Thomas Jefferson Papers

To Thomas Jefferson from William Davies, with Reply, 29 March 1781

From William Davies, with Reply

War office March 29. 1781.


I find the number of waggons in the QMG’s department so utterly inadequate to the wants of the State, that the most common purposes of that department cannot be executed, nor any assistance afforded to the others. At present, indeed, Mr. Brown the commissary general has the greater part of them employed by him. Nothing can be done, therefore, in the collection of military stores without an entirely new arrangement in this particular. I am not well acquainted with the immediate demands of the southern army, but I am persuaded very many waggons will be useless for at least a month at various stations in this state. I would therefore submit it to your Excellency whether it would not be eligible to order at least ten to this station to be under the orders of the State QMG, till application shall be made for them by the continent. It is a matter of real moment to have the cannon, mortar and ball that now lie below this hill removed to the top of it. Should the enemy pay us another visit, and such a thing is very possible, we shall then sensibly feel the great inconvenience of their present situation, and it will always be easy, should this proposition be accepted, to bring them down the hill, if we should at any time have occasion. The scattered state of the military stores in general is a serious circumstance, and ought immediately to be attended to. Captain Brown could at the same time that he visits the various places where they now lie uselessly dispersed make some engagements for removing them either to this place or others. The cannon at South quay and Suffolk will never be fit for service, unless removed; and it will be impossible to accomplish their removal without impressing the horses, cattle and perhaps carriages of the inhabitants. The impressment cannot be executed without a force to protect them, especially at South quay where the people are not very well affected. I would therefore submit it whether it would not be proper to authorize Captain Brown or such person as he shall appoint to impress every thing necessary for their removal, if he finds it can be accomplished. If it should meet the approbation of the Executive, I will write to General Muhlenberg requesting he will send a sufficient number of men to execute the design.

Perhaps as the scarcity of tradesmen in the public employ is attended with so much inconvenience, it may be expedient to exempt from the draft, in counties where it has not yet taken place, all such good tradesmen as are willing to enlist as such for three years or perhaps 18 months. I do not [kn]ow whether any difficulty will arise from the law, but I think there are many men that would willingly enlist for three years as artificers rather than run the risk of being drafted for 18 months as soldiers.

As to Hawkins’s misconduct he ought to be tried by a court martial; if found guilty he is by the articles of war to be cashiered with Infamy and published in the gazettes of the state, and afterwards ought to account for the money fraudulently obtained, and if any ballance should be due from the public it should be stopped, till the whole of his account is fairly settled.

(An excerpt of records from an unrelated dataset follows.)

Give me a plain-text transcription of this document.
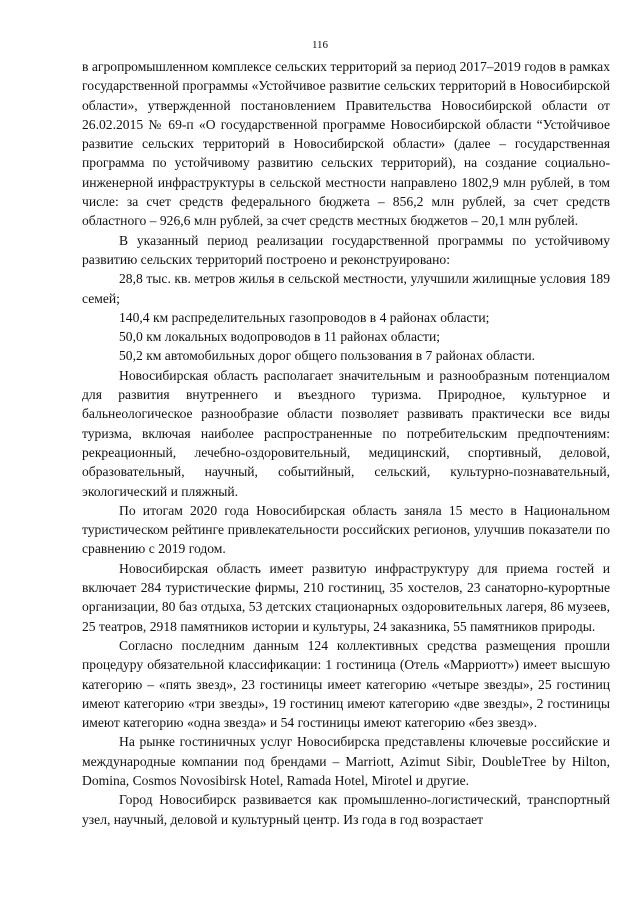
116

в агропромышленном комплексе сельских территорий за период 2017–2019 годов в рамках государственной программы «Устойчивое развитие сельских территорий в Новосибирской области», утвержденной постановлением Правительства Новосибирской области от 26.02.2015 № 69-п «О государственной программе Новосибирской области “Устойчивое развитие сельских территорий в Новосибирской области» (далее – государственная программа по устойчивому развитию сельских территорий), на создание социально-инженерной инфраструктуры в сельской местности направлено 1802,9 млн рублей, в том числе: за счет средств федерального бюджета – 856,2 млн рублей, за счет средств областного – 926,6 млн рублей, за счет средств местных бюджетов – 20,1 млн рублей.

В указанный период реализации государственной программы по устойчивому развитию сельских территорий построено и реконструировано:

28,8 тыс. кв. метров жилья в сельской местности, улучшили жилищные условия 189 семей;

140,4 км распределительных газопроводов в 4 районах области;

50,0 км локальных водопроводов в 11 районах области;

50,2 км автомобильных дорог общего пользования в 7 районах области.

Новосибирская область располагает значительным и разнообразным потенциалом для развития внутреннего и въездного туризма. Природное, культурное и бальнеологическое разнообразие области позволяет развивать практически все виды туризма, включая наиболее распространенные по потребительским предпочтениям: рекреационный, лечебно-оздоровительный, медицинский, спортивный, деловой, образовательный, научный, событийный, сельский, культурно-познавательный, экологический и пляжный.

По итогам 2020 года Новосибирская область заняла 15 место в Национальном туристическом рейтинге привлекательности российских регионов, улучшив показатели по сравнению с 2019 годом.

Новосибирская область имеет развитую инфраструктуру для приема гостей и включает 284 туристические фирмы, 210 гостиниц, 35 хостелов, 23 санаторно-курортные организации, 80 баз отдыха, 53 детских стационарных оздоровительных лагеря, 86 музеев, 25 театров, 2918 памятников истории и культуры, 24 заказника, 55 памятников природы.

Согласно последним данным 124 коллективных средства размещения прошли процедуру обязательной классификации: 1 гостиница (Отель «Марриотт») имеет высшую категорию – «пять звезд», 23 гостиницы имеет категорию «четыре звезды», 25 гостиниц имеют категорию «три звезды», 19 гостиниц имеют категорию «две звезды», 2 гостиницы имеют категорию «одна звезда» и 54 гостиницы имеют категорию «без звезд».

На рынке гостиничных услуг Новосибирска представлены ключевые российские и международные компании под брендами – Marriott, Azimut Sibir, DoubleTree by Hilton, Domina, Cosmos Novosibirsk Hotel, Ramada Hotel, Mirotel и другие.

Город Новосибирск развивается как промышленно-логистический, транспортный узел, научный, деловой и культурный центр. Из года в год возрастает
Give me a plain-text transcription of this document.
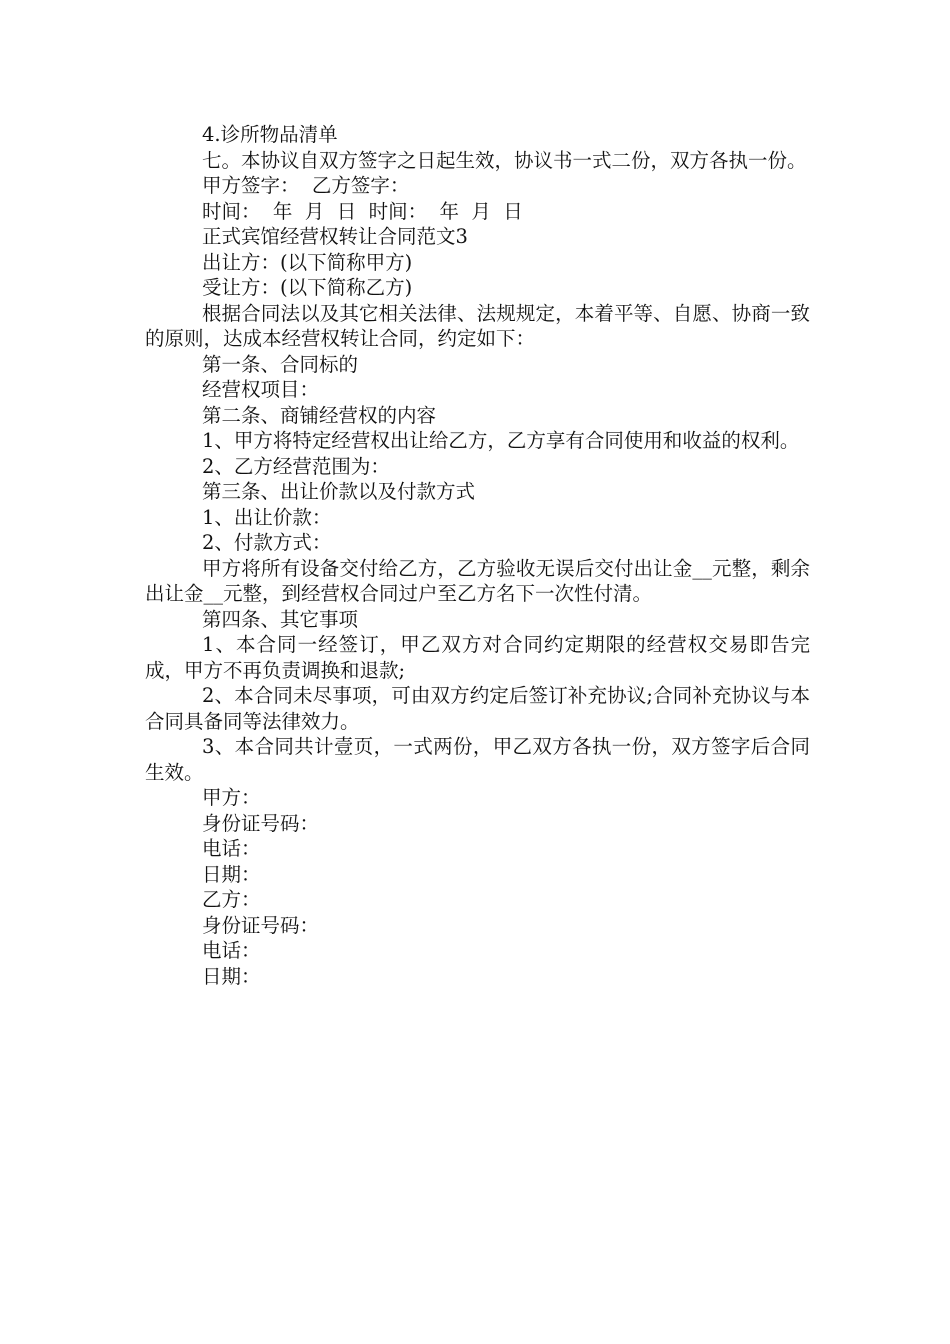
4.诊所物品清单

七。本协议自双方签字之日起生效，协议书一式二份，双方各执一份。

甲方签字：  乙方签字：

时间：  年  月  日  时间：  年  月  日

正式宾馆经营权转让合同范文3

出让方：(以下简称甲方)

受让方：(以下简称乙方)

根据合同法以及其它相关法律、法规规定，本着平等、自愿、协商一致的原则，达成本经营权转让合同，约定如下：

第一条、合同标的

经营权项目：

第二条、商铺经营权的内容

1、甲方将特定经营权出让给乙方，乙方享有合同使用和收益的权利。

2、乙方经营范围为：

第三条、出让价款以及付款方式

1、出让价款：

2、付款方式：

甲方将所有设备交付给乙方，乙方验收无误后交付出让金__元整，剩余出让金__元整，到经营权合同过户至乙方名下一次性付清。

第四条、其它事项

1、本合同一经签订，甲乙双方对合同约定期限的经营权交易即告完成，甲方不再负责调换和退款;

2、本合同未尽事项，可由双方约定后签订补充协议;合同补充协议与本合同具备同等法律效力。

3、本合同共计壹页，一式两份，甲乙双方各执一份，双方签字后合同生效。

甲方：

身份证号码：

电话：

日期：

乙方：

身份证号码：

电话：

日期：
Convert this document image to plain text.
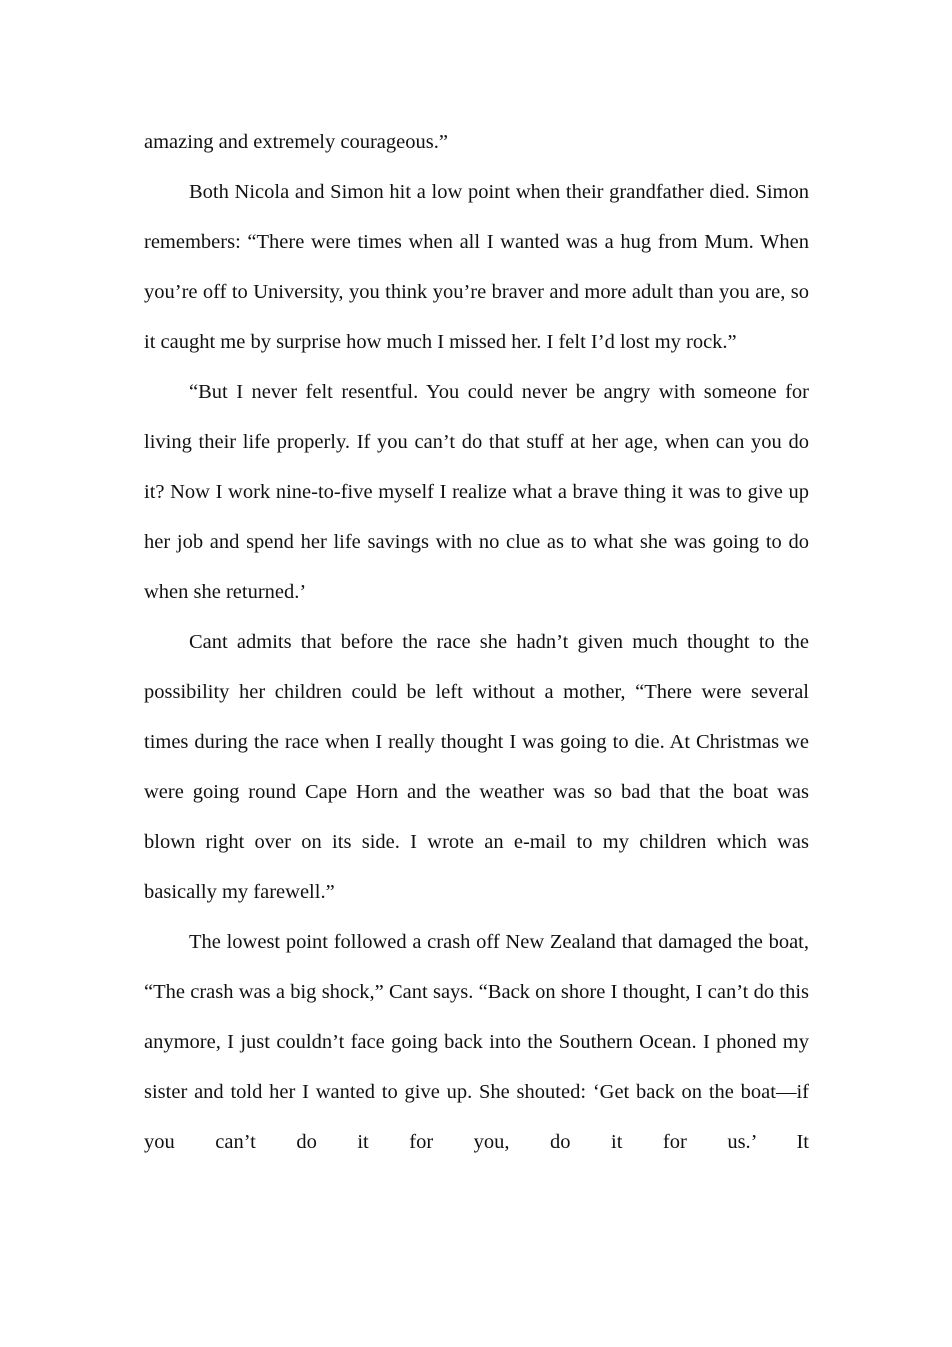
amazing and extremely courageous.”

Both Nicola and Simon hit a low point when their grandfather died. Simon remembers: “There were times when all I wanted was a hug from Mum. When you’re off to University, you think you’re braver and more adult than you are, so it caught me by surprise how much I missed her. I felt I’d lost my rock.”

“But I never felt resentful. You could never be angry with someone for living their life properly. If you can’t do that stuff at her age, when can you do it? Now I work nine-to-five myself I realize what a brave thing it was to give up her job and spend her life savings with no clue as to what she was going to do when she returned.’

Cant admits that before the race she hadn’t given much thought to the possibility her children could be left without a mother, “There were several times during the race when I really thought I was going to die. At Christmas we were going round Cape Horn and the weather was so bad that the boat was blown right over on its side. I wrote an e-mail to my children which was basically my farewell.”

The lowest point followed a crash off New Zealand that damaged the boat, “The crash was a big shock,” Cant says. “Back on shore I thought, I can’t do this anymore, I just couldn’t face going back into the Southern Ocean. I phoned my sister and told her I wanted to give up. She shouted: ‘Get back on the boat—if you can’t do it for you, do it for us.’ It
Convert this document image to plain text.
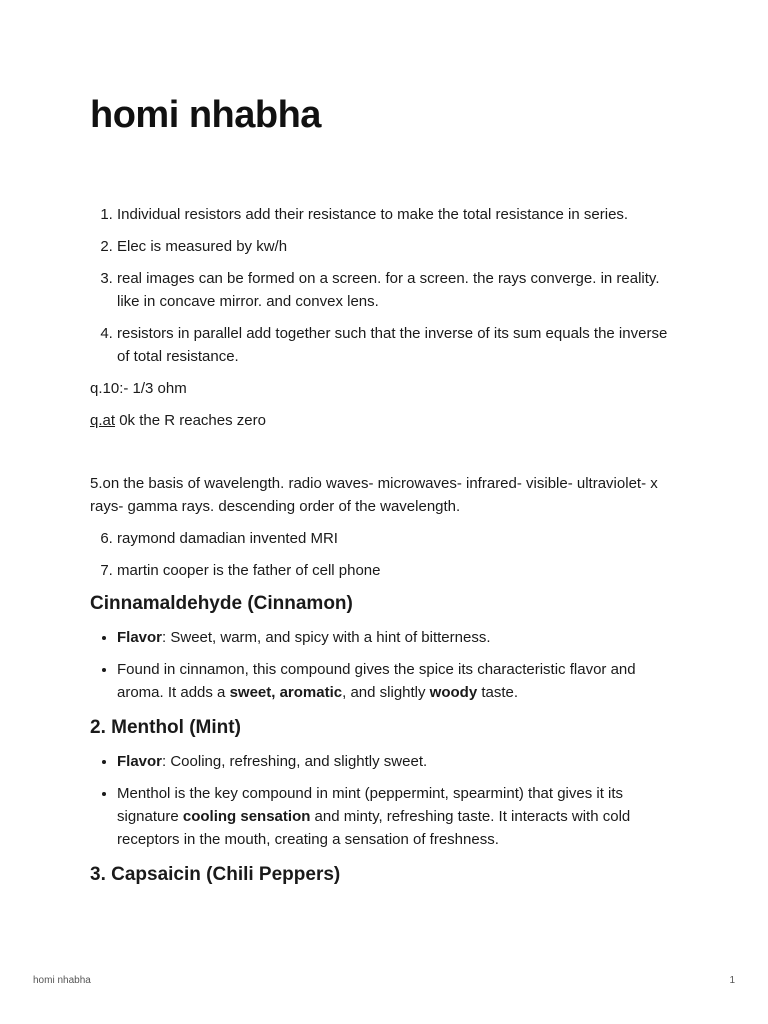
homi nhabha
1. Individual resistors add their resistance to make the total resistance in series.
2. Elec is measured by kw/h
3. real images can be formed on a screen. for a screen. the rays converge. in reality. like in concave mirror. and convex lens.
4. resistors in parallel add together such that the inverse of its sum equals the inverse of total resistance.

q.10:- 1/3 ohm

q.at 0k the R reaches zero

5.on the basis of wavelength. radio waves- microwaves- infrared- visible- ultraviolet- x rays- gamma rays. descending order of the wavelength.

6. raymond damadian invented MRI
7. martin cooper is the father of cell phone
Cinnamaldehyde (Cinnamon)
• Flavor: Sweet, warm, and spicy with a hint of bitterness.
• Found in cinnamon, this compound gives the spice its characteristic flavor and aroma. It adds a sweet, aromatic, and slightly woody taste.
2. Menthol (Mint)
• Flavor: Cooling, refreshing, and slightly sweet.
• Menthol is the key compound in mint (peppermint, spearmint) that gives it its signature cooling sensation and minty, refreshing taste. It interacts with cold receptors in the mouth, creating a sensation of freshness.
3. Capsaicin (Chili Peppers)
homi nhabha	1
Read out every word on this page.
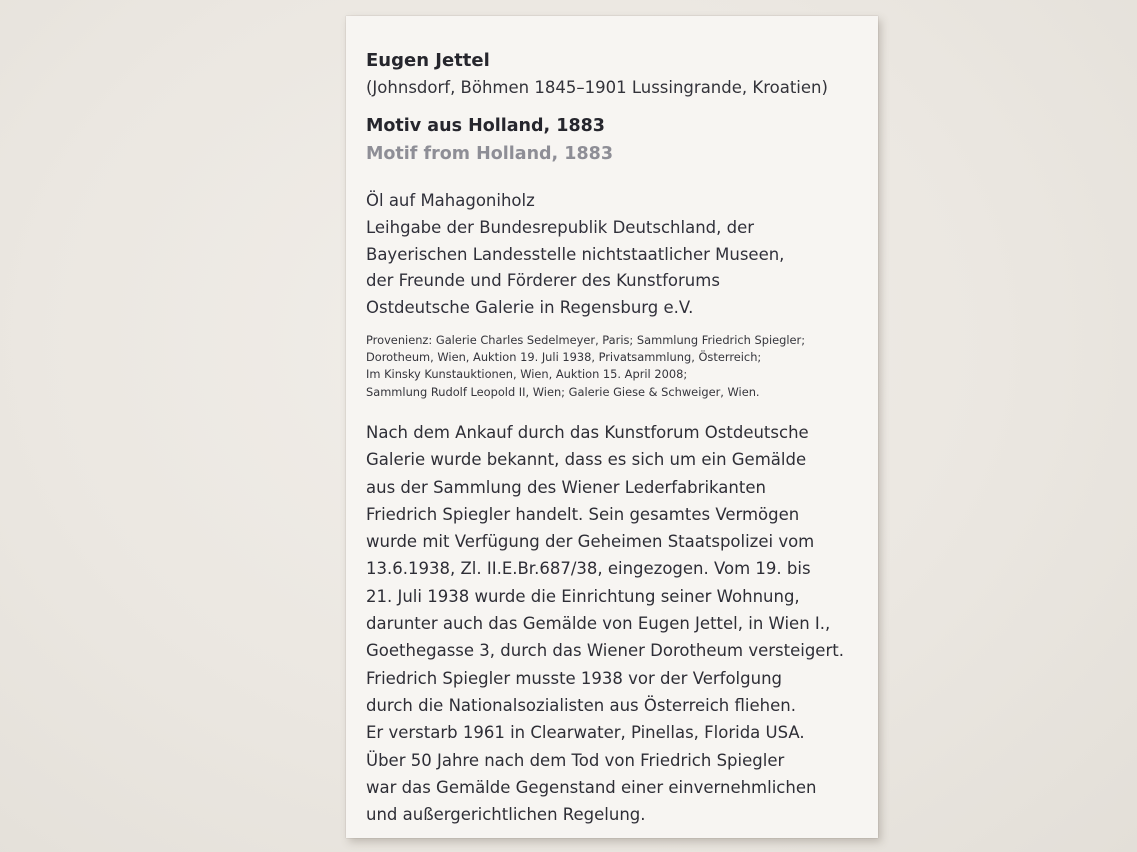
Eugen Jettel
(Johnsdorf, Böhmen 1845–1901 Lussingrande, Kroatien)
Motiv aus Holland, 1883
Motif from Holland, 1883
Öl auf Mahagoniholz
Leihgabe der Bundesrepublik Deutschland, der
Bayerischen Landesstelle nichtstaatlicher Museen,
der Freunde und Förderer des Kunstforums
Ostdeutsche Galerie in Regensburg e.V.
Provenienz: Galerie Charles Sedelmeyer, Paris; Sammlung Friedrich Spiegler;
Dorotheum, Wien, Auktion 19. Juli 1938, Privatsammlung, Österreich;
Im Kinsky Kunstauktionen, Wien, Auktion 15. April 2008;
Sammlung Rudolf Leopold II, Wien; Galerie Giese & Schweiger, Wien.
Nach dem Ankauf durch das Kunstforum Ostdeutsche
Galerie wurde bekannt, dass es sich um ein Gemälde
aus der Sammlung des Wiener Lederfabrikanten
Friedrich Spiegler handelt. Sein gesamtes Vermögen
wurde mit Verfügung der Geheimen Staatspolizei vom
13.6.1938, Zl. II.E.Br.687/38, eingezogen. Vom 19. bis
21. Juli 1938 wurde die Einrichtung seiner Wohnung,
darunter auch das Gemälde von Eugen Jettel, in Wien I.,
Goethegasse 3, durch das Wiener Dorotheum versteigert.
Friedrich Spiegler musste 1938 vor der Verfolgung
durch die Nationalsozialisten aus Österreich fliehen.
Er verstarb 1961 in Clearwater, Pinellas, Florida USA.
Über 50 Jahre nach dem Tod von Friedrich Spiegler
war das Gemälde Gegenstand einer einvernehmlichen
und außergerichtlichen Regelung.
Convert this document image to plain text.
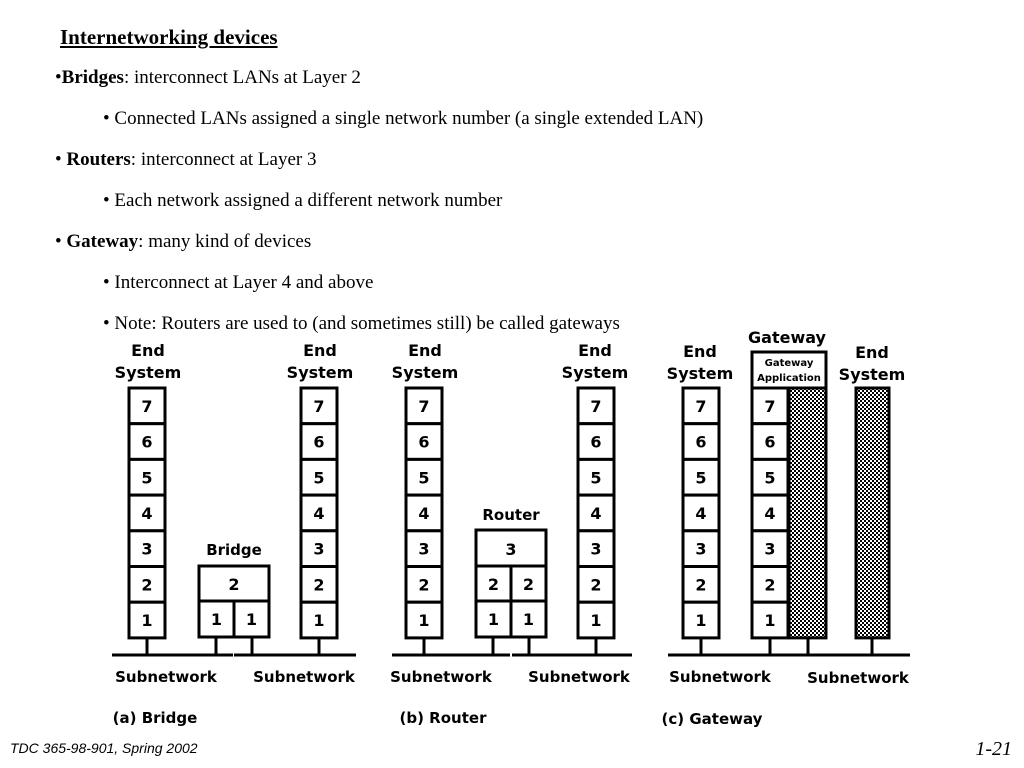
Internetworking devices
•Bridges: interconnect LANs at Layer 2
• Connected LANs assigned a single network number (a single extended LAN)
• Routers: interconnect at Layer 3
• Each network assigned a different network number
• Gateway: many kind of devices
• Interconnect at Layer 4 and above
• Note: Routers are used to (and sometimes still) be called gateways
End
System
7
6
5
4
3
2
1
End
System
7
6
5
4
3
2
1
Bridge
2
1 1
Subnetwork Subnetwork
(a) Bridge
End
System
7
6
5
4
3
2
1
End
System
7
6
5
4
3
2
1
Router
3
2 2
1 1
Subnetwork Subnetwork
(b) Router
End
System
7
6
5
4
3
2
1
Gateway
Gateway
Application
7
6
5
4
3
2
1
End
System
Subnetwork Subnetwork
(c) Gateway
TDC 365-98-901, Spring 2002	1-21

I shall be ready to attend the council and your Excellency, as soon you may be pleased to direct, and am, Sir, most respectfully Your Excellency’s most huble servt.,

William Davies

In Council Mar. 29. 1781.

The board approves of the ordering ten waggons (of those to be furnished by the counties) to this station for getting together the stores: and they rather think that the cannon being once got up Shockoe hill had better proceed to the water side at Westham from whence they may be taken up by water to the Fork. If any method of removing the cannon from South Quay can be devised we shall rejoice at it, having been trying the whole of our power near two years to get them removed. We think it better to purchase oxen or horses than to impress, as being cheaper and less disagreeable: indeed we suppose a number of draught horses in the hands of our Q. M. at Suffolk impressed lately for a purpose for which they will not now be necessary may be applied to this business. All artificers emploied for the public six months are by law exempted from draughts.

Th: Jefferson

RC (Vi); addressed and endorsed; TJ’s reply, in his hand, is written on the address-leaf of Davies’ letter. FC (Vi). Tr of TJ’s reply is in War Office Letter Book (Vi); and a summary is in War Office Journal (Vi) under 30 Mch.

Hawkins’s misconduct: See Twyman to Lewis and Davis, 20 Mch., a letter which TJ referred to Davies on 28 Mch. See also Hawkins to TJ, 30 Dec. 1780; Clarke to TJ, 8 Jan. and 6 Feb. 1781; and TJ to Clarke and also to Hawkins, 7 Feb. 1781. Removing the cannon from South Quay: On 30 Mch. Davies wrote to Claiborne on this subject, to which Claiborne replied that he had written to Elliott, his “only assistant on the South side of the River,” to give every aid in his power toward removing the cannon, but he was doubtful of the result (see Claiborne to Davies, Richmond, 31 Mch., Vi).